Lately I’ve been reading the autobiographies of artists from the past. In part as a defense against the trivial and insipid postmodern art world, but also as a genuine search for inspiration. Not too long ago I read Writings of a Savage by Paul Gauguin, and was struck by his eloquence and abilities as a writer. Gauguin was of course the artist who fled the city of Paris in 1891 for the tropical paradise of Tahiti. He had been enjoying a successful career as a stockbroker when he was exposed to Impressionism. He began painting on the weekends and became influenced by the Impressionist artists, Pissarro and Paul Cezanne. His respectable income allowed him to purchase paintings by others in the Impressionist circle… Manet, Auguste Renoir, and Claude Monet. Ultimately he decided to toss aside his comfortable bourgeois career and give his all to painting. Gauguin thumbed his nose at the dominant world of academic art, all he wanted was to paint canvases that were true to his personal vision, paintings that would go beyond the traditionalist art of his day. But there was a price to pay, the same penalty every artist must shoulder when creating works that stand outside accepted boundaries. In his Writings of a Savage, Gauguin penned:
“I have known what absolute poverty means -being hungry, being cold -and everything that it implies.

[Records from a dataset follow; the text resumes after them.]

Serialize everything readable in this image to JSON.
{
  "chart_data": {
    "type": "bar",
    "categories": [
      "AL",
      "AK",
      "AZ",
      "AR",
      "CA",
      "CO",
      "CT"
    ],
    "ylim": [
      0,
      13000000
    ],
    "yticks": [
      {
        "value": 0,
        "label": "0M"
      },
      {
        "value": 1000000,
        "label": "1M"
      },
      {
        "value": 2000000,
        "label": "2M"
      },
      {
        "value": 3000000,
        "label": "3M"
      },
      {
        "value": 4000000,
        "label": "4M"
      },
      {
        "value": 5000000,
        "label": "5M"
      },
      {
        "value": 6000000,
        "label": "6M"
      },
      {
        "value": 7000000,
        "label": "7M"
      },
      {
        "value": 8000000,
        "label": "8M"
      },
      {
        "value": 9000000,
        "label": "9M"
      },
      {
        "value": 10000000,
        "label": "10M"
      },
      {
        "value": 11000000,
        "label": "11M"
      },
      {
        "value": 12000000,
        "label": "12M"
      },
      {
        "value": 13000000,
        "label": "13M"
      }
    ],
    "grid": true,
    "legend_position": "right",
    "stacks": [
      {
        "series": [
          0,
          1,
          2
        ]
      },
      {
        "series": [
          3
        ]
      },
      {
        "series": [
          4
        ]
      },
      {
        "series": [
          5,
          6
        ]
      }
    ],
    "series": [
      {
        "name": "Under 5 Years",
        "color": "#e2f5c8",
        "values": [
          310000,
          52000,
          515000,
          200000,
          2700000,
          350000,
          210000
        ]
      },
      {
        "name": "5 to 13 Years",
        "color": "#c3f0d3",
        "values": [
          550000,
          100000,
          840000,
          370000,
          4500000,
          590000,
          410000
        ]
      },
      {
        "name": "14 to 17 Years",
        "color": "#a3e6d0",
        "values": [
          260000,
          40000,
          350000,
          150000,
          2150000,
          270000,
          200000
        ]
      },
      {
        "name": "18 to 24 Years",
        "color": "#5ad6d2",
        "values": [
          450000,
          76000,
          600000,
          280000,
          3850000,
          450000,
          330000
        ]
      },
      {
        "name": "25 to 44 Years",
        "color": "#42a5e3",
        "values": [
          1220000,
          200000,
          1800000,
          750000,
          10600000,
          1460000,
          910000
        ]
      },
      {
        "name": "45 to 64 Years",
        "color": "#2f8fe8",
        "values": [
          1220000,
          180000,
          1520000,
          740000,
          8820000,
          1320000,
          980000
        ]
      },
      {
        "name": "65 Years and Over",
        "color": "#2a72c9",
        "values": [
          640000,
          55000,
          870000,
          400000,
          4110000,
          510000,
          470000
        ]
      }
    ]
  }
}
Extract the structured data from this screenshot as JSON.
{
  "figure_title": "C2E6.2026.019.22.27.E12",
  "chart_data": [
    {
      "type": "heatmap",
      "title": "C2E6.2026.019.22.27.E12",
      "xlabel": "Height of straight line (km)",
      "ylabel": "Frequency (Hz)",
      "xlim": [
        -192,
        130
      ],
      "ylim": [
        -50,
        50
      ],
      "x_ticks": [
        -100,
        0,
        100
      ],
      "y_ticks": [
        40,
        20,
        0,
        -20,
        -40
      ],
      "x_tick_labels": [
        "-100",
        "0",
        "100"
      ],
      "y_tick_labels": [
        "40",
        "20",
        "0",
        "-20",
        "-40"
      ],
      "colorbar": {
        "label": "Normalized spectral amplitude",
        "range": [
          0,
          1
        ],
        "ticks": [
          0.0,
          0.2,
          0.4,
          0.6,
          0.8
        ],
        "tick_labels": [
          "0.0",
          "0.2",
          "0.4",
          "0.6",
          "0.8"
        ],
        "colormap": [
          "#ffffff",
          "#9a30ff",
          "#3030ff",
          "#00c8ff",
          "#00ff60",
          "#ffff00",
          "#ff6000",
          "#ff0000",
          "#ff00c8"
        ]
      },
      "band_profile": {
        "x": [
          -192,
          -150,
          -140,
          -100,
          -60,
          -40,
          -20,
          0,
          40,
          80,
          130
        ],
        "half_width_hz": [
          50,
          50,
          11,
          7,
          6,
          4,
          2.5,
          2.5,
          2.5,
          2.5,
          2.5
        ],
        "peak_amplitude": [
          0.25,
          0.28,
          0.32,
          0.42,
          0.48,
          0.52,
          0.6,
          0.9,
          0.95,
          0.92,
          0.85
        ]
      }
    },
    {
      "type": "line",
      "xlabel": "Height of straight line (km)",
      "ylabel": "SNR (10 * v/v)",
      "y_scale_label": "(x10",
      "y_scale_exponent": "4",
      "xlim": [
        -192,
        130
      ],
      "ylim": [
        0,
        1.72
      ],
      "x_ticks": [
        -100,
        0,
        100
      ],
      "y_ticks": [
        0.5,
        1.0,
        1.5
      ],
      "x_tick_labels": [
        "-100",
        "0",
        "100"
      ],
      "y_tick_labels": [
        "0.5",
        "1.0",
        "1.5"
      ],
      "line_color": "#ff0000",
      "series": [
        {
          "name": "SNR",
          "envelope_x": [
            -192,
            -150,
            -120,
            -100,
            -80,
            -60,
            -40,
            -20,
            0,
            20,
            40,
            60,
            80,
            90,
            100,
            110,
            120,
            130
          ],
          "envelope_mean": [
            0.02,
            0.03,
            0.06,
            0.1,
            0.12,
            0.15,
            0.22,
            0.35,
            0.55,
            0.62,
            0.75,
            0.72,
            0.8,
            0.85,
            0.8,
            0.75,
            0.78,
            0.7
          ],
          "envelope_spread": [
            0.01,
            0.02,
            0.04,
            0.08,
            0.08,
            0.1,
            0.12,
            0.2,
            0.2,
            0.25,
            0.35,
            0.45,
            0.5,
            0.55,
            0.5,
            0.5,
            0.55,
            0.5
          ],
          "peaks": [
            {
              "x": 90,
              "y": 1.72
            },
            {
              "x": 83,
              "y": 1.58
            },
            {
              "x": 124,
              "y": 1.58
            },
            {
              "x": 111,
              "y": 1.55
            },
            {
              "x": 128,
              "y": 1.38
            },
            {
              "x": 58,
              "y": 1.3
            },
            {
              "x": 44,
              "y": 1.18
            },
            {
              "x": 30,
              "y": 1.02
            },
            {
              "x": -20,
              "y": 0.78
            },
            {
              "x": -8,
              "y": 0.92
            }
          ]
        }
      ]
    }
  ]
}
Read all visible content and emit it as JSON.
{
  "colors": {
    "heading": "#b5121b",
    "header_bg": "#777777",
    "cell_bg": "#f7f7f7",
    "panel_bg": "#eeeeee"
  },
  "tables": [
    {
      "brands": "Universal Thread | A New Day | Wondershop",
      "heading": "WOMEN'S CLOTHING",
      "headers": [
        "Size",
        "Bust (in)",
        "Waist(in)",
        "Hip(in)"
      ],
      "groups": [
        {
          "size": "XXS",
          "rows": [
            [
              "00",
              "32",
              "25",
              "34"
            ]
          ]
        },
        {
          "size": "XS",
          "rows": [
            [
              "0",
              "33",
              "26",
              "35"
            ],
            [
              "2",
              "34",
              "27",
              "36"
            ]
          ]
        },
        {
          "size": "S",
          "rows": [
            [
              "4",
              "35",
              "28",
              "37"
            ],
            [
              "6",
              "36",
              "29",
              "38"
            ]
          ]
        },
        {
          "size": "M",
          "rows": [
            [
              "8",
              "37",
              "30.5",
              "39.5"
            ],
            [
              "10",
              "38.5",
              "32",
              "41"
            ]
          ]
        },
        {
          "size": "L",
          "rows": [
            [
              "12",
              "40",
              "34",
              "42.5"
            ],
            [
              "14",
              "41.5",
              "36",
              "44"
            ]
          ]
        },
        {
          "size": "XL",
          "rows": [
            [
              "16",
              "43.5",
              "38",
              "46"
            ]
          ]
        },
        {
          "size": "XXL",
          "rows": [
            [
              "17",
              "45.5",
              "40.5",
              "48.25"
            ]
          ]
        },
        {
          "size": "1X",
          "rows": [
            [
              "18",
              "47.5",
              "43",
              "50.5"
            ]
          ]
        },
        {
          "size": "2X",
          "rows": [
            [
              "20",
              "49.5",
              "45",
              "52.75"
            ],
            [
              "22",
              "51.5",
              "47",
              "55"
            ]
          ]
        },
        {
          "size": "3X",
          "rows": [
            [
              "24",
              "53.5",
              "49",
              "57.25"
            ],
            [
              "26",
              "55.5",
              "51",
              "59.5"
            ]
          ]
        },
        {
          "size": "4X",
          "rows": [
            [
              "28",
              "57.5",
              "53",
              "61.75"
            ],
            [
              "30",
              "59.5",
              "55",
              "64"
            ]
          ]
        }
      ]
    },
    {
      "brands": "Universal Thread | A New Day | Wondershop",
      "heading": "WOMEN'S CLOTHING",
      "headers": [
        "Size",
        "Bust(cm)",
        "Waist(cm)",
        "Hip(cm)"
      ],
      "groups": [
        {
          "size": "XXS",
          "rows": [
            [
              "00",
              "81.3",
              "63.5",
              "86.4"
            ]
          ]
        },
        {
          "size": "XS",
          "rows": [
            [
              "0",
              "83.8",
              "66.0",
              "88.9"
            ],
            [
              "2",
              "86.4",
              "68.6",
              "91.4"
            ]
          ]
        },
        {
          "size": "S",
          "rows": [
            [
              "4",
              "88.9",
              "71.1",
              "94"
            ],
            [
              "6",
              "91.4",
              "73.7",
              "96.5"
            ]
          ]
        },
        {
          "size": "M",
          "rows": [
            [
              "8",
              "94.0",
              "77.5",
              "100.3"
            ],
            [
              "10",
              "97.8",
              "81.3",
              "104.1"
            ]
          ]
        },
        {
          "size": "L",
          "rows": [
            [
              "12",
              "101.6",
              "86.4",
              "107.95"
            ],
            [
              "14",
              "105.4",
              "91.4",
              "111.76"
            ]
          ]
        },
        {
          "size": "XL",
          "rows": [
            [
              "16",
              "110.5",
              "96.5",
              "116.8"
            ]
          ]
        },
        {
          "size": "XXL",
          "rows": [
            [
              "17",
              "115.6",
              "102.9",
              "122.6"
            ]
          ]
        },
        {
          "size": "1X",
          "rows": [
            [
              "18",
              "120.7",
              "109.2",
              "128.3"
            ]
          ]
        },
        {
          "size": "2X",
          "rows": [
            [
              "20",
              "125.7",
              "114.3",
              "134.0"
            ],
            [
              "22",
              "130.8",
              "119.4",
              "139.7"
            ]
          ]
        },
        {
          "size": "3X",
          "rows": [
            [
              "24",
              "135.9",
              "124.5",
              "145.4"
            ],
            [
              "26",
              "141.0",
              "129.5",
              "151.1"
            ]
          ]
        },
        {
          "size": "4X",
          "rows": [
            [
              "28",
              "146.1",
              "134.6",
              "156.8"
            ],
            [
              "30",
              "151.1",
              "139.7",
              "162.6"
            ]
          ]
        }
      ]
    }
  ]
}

That’s nothing, or next to nothing; eventually you get used to it and with a little will power you laugh it off. But the terrible thing about poverty is the way it prevents you from working, prevents development of your intellectual faculties. In big cities, and in Paris especially, you spend three quarters of your time and half your energy chasing after money. On the other hand, it is true that suffering sharpens genius. Yet too much suffering kills you.”